Lass uns von dem Song mal weggehen und über dein neues Mixtape sprechen. Interessant eigentlich, dass du eine Platte, die eigentlich auch ein neues Album hätte sein können, Mixtape nennst. Mir wurde beim hören aber relativ schnell klar warum. Es sind viele Dinge miteinander vermischt. Stile, Features, Lyrics. Wie ist das zustande gekommen?

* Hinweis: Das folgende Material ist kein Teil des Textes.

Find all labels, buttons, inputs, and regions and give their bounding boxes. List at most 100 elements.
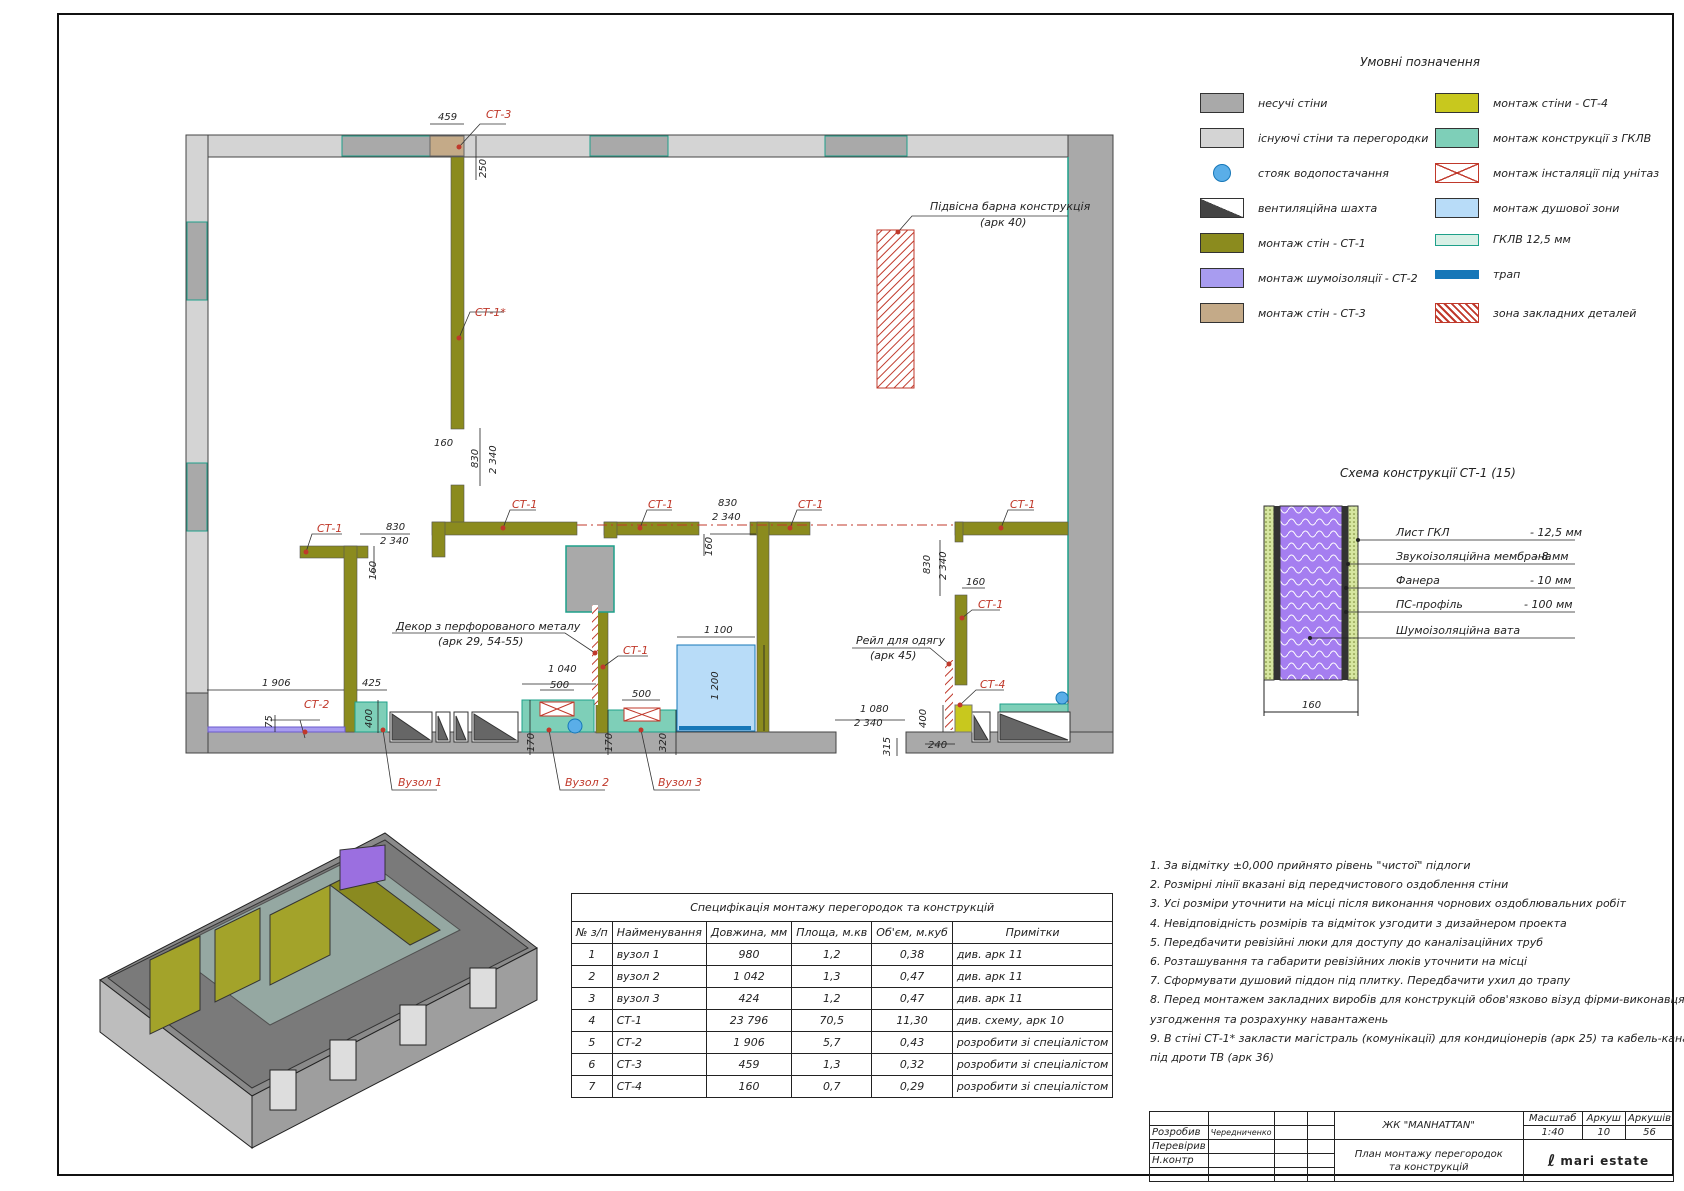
st1-scheme: Схема конструкції СТ-1 (15) 160 Лист ГКЛ… xyxy=(1263,466,1582,716)
sheets-value: 56 xyxy=(1625,1125,1674,1140)
spec-table: Специфікація монтажу перегородок та конс… xyxy=(570,893,1114,1098)
scale-value: 1:40 xyxy=(1522,1125,1583,1140)
note: 4. Невідповідність розмірів та відміток … xyxy=(1150,916,1567,930)
dim-2340: 2 340 xyxy=(938,551,949,580)
spec-header-row: № з/п Найменування Довжина, мм Площа, м.… xyxy=(571,921,1114,944)
label-st1s: СТ-1* xyxy=(475,306,506,319)
note: 8. Перед монтажем закладних виробів для … xyxy=(1150,993,1684,1007)
legend-item: монтаж інсталяції під унітаз xyxy=(1435,163,1659,183)
label-st1: СТ-1 xyxy=(623,644,648,657)
dim-250: 250 xyxy=(478,159,489,178)
label-node1: Вузол 1 xyxy=(398,776,442,789)
note: 3. Усі розміри уточнити на місці після в… xyxy=(1150,897,1626,911)
project-name: ЖК "MANHATTAN" xyxy=(1333,1111,1524,1140)
bearing-walls xyxy=(185,134,1114,754)
dev-name: Чередниченко xyxy=(1207,1125,1276,1140)
st4-block xyxy=(954,704,973,733)
label-st1: СТ-1 xyxy=(798,498,823,511)
dim-830: 830 xyxy=(470,449,481,468)
dim-2340: 2 340 xyxy=(854,718,883,729)
sheets-label: Аркушів xyxy=(1625,1111,1674,1126)
sheet-title: План монтажу перегородок та конструкцій xyxy=(1333,1139,1524,1182)
label-st1: СТ-1 xyxy=(1010,498,1035,511)
label-st1: СТ-1 xyxy=(978,598,1003,611)
legend-title: Умовні позначення xyxy=(1360,55,1480,69)
note: під дроти ТВ (арк 36) xyxy=(1150,1051,1274,1065)
spec-header: Найменування xyxy=(611,921,707,944)
label-bar: Підвісна барна конструкція xyxy=(930,200,1091,213)
dim-2340: 2 340 xyxy=(712,512,741,523)
label-node3: Вузол 3 xyxy=(658,776,702,789)
label-bar-ref: (арк 40) xyxy=(980,216,1026,229)
table-row: 7 СТ-4 160 0,7 0,29 розробити зі спеціалістом xyxy=(571,1075,1114,1098)
label-st3: СТ-3 xyxy=(486,108,511,121)
dim-425: 425 xyxy=(362,678,381,689)
role-nk: Н.контр xyxy=(1149,1153,1209,1168)
legend-item: зона закладних деталей xyxy=(1435,303,1636,323)
dim-830: 830 xyxy=(922,555,933,574)
sheet-label: Аркуш xyxy=(1581,1111,1627,1126)
spec-header: Довжина, мм xyxy=(705,921,793,944)
dim-160: 160 xyxy=(966,577,985,588)
legend-item: монтаж стіни - СТ-4 xyxy=(1435,93,1608,113)
sheet-value: 10 xyxy=(1581,1125,1627,1140)
scheme-layer-value: - 12,5 мм xyxy=(1530,526,1582,539)
note: 2. Розмірні лінії вказані від передчисто… xyxy=(1150,878,1509,892)
st2-strip xyxy=(207,726,346,733)
scale-label: Масштаб xyxy=(1522,1111,1583,1126)
legend-item: монтаж стін - СТ-1 xyxy=(1200,233,1366,253)
vent-shaft xyxy=(565,545,615,613)
label-decor-ref: (арк 29, 54-55) xyxy=(438,635,523,648)
water-riser-icon xyxy=(1213,164,1231,182)
dim-240: 240 xyxy=(928,740,947,751)
drain xyxy=(679,726,751,730)
role-dev: Розробив xyxy=(1149,1125,1209,1140)
rail-zone xyxy=(945,660,953,730)
note: 1. За відмітку ±0,000 прийнято рівень "ч… xyxy=(1150,859,1471,872)
note: 7. Сформувати душовий піддон під плитку.… xyxy=(1150,974,1571,988)
dim-830: 830 xyxy=(386,522,405,533)
legend-item: стояк водопостачання xyxy=(1200,163,1389,183)
note: 9. В стіні СТ-1* закласти магістраль (ко… xyxy=(1150,1031,1684,1045)
spec-caption: Специфікація монтажу перегородок та конс… xyxy=(570,893,1114,922)
legend-item: несучі стіни xyxy=(1200,93,1327,113)
spec-header: Об'єм, м.куб xyxy=(871,921,953,944)
dim-160: 160 xyxy=(434,438,453,449)
note: 5. Передбачити ревізійні люки для доступ… xyxy=(1150,935,1544,949)
spec-header: Площа, м.кв xyxy=(791,921,873,944)
label-st1: СТ-1 xyxy=(648,498,673,511)
scheme-layer-name: Звукоізоляційна мембрана xyxy=(1396,550,1552,563)
legend-item: монтаж душової зони xyxy=(1435,198,1619,218)
dim-500: 500 xyxy=(632,689,651,700)
dim-400: 400 xyxy=(918,709,929,728)
dim-320: 320 xyxy=(658,733,669,752)
title-block: ЖК "MANHATTAN" Масштаб Аркуш Аркушів Роз… xyxy=(1149,1111,1675,1182)
scheme-layer-value: - 100 мм xyxy=(1524,598,1573,611)
scheme-layer-name: Шумоізоляційна вата xyxy=(1396,624,1520,637)
water-riser-icon xyxy=(567,718,583,734)
legend-item: трап xyxy=(1435,268,1520,281)
dim-459: 459 xyxy=(438,112,457,123)
dim-1906: 1 906 xyxy=(262,678,291,689)
dim-315: 315 xyxy=(882,737,893,756)
table-row: 4 СТ-1 23 796 70,5 11,30 див. схему, арк 10 xyxy=(571,1009,1114,1032)
dim-75: 75 xyxy=(264,715,275,728)
table-row: 6 СТ-3 459 1,3 0,32 розробити зі спеціалістом xyxy=(571,1053,1114,1076)
dim-2340: 2 340 xyxy=(380,536,409,547)
dim-1100: 1 100 xyxy=(704,625,733,636)
scheme-width: 160 xyxy=(1302,700,1321,711)
label-rail-ref: (арк 45) xyxy=(870,649,916,662)
dim-400: 400 xyxy=(364,709,375,728)
water-riser-icon xyxy=(1055,691,1069,705)
notes: 1. За відмітку ±0,000 прийнято рівень "ч… xyxy=(1150,856,1684,1067)
scheme-layer-name: Лист ГКЛ xyxy=(1395,526,1450,539)
dim-160: 160 xyxy=(704,537,715,556)
legend-item: монтаж стін - СТ-3 xyxy=(1200,303,1366,323)
dim-1040: 1 040 xyxy=(548,664,577,675)
scheme-layer-value: - 10 мм xyxy=(1530,574,1572,587)
note: узгодження та розрахунку навантажень xyxy=(1150,1012,1389,1026)
dim-1200: 1 200 xyxy=(710,671,721,700)
legend-item: монтаж конструкції з ГКЛВ xyxy=(1435,128,1651,148)
label-st1: СТ-1 xyxy=(512,498,537,511)
label-decor: Декор з перфорованого металу xyxy=(395,620,581,633)
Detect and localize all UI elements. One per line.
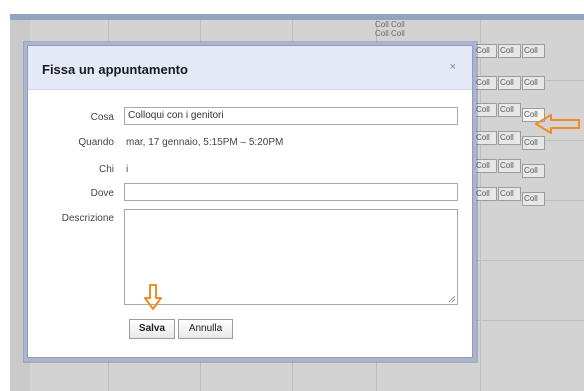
- appointment-dialog: Fissa un appuntamento × Cosa Colloqui co…: [27, 45, 473, 358]
- event-label: Coll: [500, 78, 514, 87]
- event-strip-line: Coll Coll: [375, 29, 405, 38]
- event-label: Coll: [476, 78, 490, 87]
- calendar-event[interactable]: Coll: [522, 164, 545, 178]
- event-label: Coll: [500, 105, 514, 114]
- event-label: Coll: [500, 46, 514, 55]
- arrow-down-icon: [144, 284, 162, 310]
- calendar-event[interactable]: Coll: [498, 44, 521, 58]
- calendar-event[interactable]: Coll: [522, 192, 545, 206]
- event-label: Coll: [476, 133, 490, 142]
- event-label: Coll: [476, 161, 490, 170]
- event-label: Coll: [476, 46, 490, 55]
- descrizione-label: Descrizione: [61, 213, 114, 224]
- event-strip-line: Coll Coll: [375, 20, 405, 29]
- cosa-label: Cosa: [90, 112, 114, 123]
- calendar-event[interactable]: Coll: [522, 76, 545, 90]
- quando-label: Quando: [78, 137, 114, 148]
- calendar-event[interactable]: Coll: [498, 187, 521, 201]
- quando-value[interactable]: mar, 17 gennaio, 5:15PM – 5:20PM: [126, 137, 283, 148]
- event-label: Coll: [524, 138, 538, 147]
- event-label: Coll: [476, 105, 490, 114]
- dialog-title: Fissa un appuntamento: [42, 62, 188, 77]
- dove-field[interactable]: [124, 183, 458, 201]
- save-button[interactable]: Salva: [129, 319, 175, 339]
- event-label: Coll: [524, 78, 538, 87]
- calendar-event[interactable]: Coll: [498, 76, 521, 90]
- event-label: Coll: [500, 133, 514, 142]
- event-label: Coll: [500, 189, 514, 198]
- calendar-event[interactable]: Coll: [522, 44, 545, 58]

Ja, es fehlt musikalisch ein bisschen der rote Faden. Es war eigentlich simpel. Bei „Yo, Picasso!“ haben sich die Superlative bei den Reviews ja immer übertroffen. Und es war vielleicht für das Genre nicht überkrass kommerziell erfolgreich, aber für mich war es schon der größte Erfolg. Aber auch die Erwartungshaltung an mich selbst ist dadurch gestiegen. Das hat mich irgendwie ein bisschen blockiert. Man geht da ja nicht so bewusst dran und sagt: „Ich schreib jetzt mal nen Hit für eine bestimmte Zielgruppe“. Deshalb hab ich angefangen auf irgendwelche Beats Sachen zu machen. Und dann waren das auf einmal 15 Lieder. Es war aber von Anfang an klar, dass ich das auf keinen Fall Album nenne, weil es im Vergleich zum letzten Album zum Beispiel was ganz anderes ist. Nicht ganz so rund und textlich in einer anderen Welt. Es ist nicht qualitativ schlechter oder besser, sondern was ganz anderes einfach. Da sind zum Beispiel viele Deine-Mutter-Sprüche drauf, die ich zwar witzig finde, die aber auf „Yo Picasso“ nicht drauf wären. 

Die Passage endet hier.